2. The transurethral light-activated drug therapy system of claim 1 wherein the window comprises embedded light scattering elements.

3. The transurethral light-activated drug therapy system of claim 2 wherein the array of LEDs is configured to provide from approximately 5 mW to 55 mW per centimeter of array length.

4. The transurethral light-activated drug therapy system of claim 1 wherein the array of LEDs or LOs is fixed at a selected location within the catheter during treatment.

5. The transurethral light-activated drug therapy system of claim 1, further comprising a fixation device at the distal end of the catheter, wherein the fixation device is sized to be inserted into the bladder of the male animal in a delivery configuration.

6. The transurethral light-activated drug therapy system of claim 5, wherein the fixation device comprises a balloon for releasably retaining the catheter in the urethra of the patient during treatment.

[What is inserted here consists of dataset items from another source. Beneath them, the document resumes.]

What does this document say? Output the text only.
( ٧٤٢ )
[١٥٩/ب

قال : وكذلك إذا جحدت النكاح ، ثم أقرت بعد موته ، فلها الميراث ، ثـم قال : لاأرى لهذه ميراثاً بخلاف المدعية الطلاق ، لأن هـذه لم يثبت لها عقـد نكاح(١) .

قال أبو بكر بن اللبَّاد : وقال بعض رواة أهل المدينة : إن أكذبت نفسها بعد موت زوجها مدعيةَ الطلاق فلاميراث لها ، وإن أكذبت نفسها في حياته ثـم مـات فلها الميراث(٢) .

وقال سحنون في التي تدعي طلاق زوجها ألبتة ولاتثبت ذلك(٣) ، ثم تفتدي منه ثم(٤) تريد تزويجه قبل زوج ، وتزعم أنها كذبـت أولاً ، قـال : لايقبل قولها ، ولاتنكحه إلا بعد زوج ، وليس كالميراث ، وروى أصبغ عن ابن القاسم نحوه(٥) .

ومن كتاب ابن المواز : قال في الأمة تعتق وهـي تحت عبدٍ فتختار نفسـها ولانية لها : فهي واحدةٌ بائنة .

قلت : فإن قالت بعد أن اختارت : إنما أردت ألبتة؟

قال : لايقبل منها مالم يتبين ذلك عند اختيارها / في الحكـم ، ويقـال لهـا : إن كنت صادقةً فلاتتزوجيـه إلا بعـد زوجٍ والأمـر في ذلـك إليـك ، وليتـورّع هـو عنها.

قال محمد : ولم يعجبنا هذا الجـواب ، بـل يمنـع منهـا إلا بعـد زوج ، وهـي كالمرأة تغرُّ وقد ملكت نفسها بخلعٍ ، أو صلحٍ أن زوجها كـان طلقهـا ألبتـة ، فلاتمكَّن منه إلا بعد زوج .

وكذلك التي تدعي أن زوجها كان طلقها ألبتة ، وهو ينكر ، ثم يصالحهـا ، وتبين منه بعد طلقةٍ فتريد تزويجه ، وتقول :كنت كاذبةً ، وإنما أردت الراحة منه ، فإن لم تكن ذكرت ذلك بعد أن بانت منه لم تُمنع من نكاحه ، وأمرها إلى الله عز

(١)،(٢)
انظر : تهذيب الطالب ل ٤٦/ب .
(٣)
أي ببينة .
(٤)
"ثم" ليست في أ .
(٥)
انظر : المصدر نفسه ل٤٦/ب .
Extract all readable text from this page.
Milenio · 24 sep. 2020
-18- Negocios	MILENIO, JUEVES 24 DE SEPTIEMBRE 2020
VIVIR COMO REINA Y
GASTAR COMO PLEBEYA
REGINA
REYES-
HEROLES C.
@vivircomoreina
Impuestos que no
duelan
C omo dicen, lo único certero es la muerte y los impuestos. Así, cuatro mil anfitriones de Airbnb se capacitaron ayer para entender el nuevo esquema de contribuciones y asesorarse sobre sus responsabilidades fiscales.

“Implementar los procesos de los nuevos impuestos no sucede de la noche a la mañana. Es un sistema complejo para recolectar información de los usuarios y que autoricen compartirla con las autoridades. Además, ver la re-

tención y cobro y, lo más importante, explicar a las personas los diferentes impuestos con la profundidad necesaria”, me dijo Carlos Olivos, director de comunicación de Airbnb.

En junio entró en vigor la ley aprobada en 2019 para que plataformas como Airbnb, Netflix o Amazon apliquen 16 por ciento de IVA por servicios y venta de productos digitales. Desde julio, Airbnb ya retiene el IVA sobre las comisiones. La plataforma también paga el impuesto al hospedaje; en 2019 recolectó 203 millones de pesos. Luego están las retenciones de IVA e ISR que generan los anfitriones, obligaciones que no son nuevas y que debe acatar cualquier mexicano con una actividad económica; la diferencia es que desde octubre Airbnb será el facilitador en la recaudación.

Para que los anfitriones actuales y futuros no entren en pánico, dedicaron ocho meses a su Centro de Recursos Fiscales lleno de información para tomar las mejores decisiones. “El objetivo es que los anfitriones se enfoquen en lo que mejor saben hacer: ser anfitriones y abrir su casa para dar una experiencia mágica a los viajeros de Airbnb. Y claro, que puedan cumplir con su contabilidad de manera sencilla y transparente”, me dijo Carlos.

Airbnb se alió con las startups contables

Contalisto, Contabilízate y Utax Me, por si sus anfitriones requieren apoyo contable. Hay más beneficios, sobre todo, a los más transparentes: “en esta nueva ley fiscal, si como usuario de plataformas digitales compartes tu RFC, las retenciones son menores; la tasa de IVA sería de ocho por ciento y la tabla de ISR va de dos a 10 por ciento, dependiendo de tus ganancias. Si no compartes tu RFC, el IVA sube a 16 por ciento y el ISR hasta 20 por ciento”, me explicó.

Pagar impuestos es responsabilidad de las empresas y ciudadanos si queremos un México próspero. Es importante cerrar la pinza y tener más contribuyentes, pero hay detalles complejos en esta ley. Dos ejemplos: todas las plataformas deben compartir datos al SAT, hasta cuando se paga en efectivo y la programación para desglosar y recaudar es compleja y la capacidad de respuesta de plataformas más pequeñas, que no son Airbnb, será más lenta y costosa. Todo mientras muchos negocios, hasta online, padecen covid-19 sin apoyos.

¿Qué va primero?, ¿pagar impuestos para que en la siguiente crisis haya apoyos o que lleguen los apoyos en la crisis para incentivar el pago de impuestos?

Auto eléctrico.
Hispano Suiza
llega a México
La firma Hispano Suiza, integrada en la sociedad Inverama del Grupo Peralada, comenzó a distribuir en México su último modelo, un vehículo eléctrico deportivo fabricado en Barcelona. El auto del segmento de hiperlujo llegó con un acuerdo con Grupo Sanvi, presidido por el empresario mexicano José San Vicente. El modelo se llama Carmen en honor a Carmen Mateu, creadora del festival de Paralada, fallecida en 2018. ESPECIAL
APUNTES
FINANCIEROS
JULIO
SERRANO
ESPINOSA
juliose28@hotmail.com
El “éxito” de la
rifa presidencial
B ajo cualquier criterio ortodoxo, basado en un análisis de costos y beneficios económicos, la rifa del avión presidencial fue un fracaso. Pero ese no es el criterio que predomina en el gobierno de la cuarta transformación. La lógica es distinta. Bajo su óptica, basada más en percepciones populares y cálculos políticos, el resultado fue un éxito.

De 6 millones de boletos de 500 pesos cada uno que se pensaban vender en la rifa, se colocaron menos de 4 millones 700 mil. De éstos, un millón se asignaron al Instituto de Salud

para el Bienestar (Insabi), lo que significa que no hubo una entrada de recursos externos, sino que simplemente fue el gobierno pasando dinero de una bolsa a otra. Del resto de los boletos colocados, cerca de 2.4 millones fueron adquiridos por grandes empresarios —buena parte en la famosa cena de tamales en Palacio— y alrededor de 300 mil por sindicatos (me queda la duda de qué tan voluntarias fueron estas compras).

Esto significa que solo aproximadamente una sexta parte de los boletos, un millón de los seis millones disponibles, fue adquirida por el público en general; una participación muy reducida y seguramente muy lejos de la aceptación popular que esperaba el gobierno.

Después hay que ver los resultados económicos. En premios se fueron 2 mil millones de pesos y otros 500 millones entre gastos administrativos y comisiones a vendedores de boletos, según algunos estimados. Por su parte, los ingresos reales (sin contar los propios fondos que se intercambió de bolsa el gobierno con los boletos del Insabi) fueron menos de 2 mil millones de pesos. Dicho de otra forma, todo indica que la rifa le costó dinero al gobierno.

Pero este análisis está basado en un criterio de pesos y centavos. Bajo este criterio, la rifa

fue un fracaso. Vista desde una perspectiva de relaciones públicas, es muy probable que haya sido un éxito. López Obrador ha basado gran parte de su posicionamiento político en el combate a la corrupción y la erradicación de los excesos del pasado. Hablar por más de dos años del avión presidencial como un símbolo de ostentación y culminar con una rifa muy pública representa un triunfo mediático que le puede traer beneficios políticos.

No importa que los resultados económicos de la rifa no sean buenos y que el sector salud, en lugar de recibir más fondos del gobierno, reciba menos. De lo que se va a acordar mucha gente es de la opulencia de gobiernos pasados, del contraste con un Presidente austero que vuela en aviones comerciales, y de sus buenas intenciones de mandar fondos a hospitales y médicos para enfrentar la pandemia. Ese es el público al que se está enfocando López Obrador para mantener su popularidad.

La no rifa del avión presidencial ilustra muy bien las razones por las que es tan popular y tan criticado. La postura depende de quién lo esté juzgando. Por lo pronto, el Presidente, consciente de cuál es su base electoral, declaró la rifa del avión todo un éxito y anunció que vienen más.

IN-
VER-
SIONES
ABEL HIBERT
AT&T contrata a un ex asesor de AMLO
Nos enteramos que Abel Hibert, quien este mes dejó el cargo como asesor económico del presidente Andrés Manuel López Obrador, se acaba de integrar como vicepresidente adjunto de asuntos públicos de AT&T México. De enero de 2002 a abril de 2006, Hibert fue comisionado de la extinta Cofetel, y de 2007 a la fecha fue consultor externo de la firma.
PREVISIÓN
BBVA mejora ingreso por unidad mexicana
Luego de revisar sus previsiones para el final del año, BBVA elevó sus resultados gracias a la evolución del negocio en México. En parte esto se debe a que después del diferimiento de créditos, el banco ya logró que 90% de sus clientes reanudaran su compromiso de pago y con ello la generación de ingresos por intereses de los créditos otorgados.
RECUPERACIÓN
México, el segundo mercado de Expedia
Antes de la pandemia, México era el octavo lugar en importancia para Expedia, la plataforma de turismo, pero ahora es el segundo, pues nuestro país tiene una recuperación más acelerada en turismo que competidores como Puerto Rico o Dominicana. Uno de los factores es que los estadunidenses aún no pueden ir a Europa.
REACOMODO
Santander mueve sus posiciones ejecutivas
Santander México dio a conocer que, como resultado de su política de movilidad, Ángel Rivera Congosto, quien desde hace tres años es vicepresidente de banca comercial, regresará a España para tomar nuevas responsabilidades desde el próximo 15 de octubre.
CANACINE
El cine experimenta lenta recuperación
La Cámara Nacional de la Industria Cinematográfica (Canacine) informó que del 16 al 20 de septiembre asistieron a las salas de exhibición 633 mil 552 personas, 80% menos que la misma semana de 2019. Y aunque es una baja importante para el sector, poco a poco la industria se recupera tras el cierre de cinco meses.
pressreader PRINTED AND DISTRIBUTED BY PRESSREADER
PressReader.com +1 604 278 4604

7. The transurethral light-activated drug therapy system of claim 5 wherein the fixation device is a balloon, umbrella, tines, and/or disk.

8. The transurethral light-activated drug therapy system of claim 5 wherein the fixation device is retractable.

9. The transurethral light-activated drug therapy system of claim 1, further comprising echogenic markings on the distal end of the catheter or on the light source or both.

10. The transurethral light-activated drug therapy system of claim 1, further comprising positioning indicia on the proximal end of the catheter.

11. The transurethral light-activated drug therapy system of claim 1, wherein light generator produces light energy in a range from 50 J/cm to 1000 J/cm.

12. The transurethral light-activated drug therapy system of claim 11, wherein light generator produces light energy of approximately 200 J/cm.

13. The transurethral light-activated drug therapy system of claim 1, wherein each of LEDs or LOs is introduced into a corresponding separate compartment.

14. The transurethral light-activated drug therapy system of claim 1, wherein each of LEDs or LOs is potted in a potting material that is electrically insulating and substantially optically transparent to light emitted from the light generator.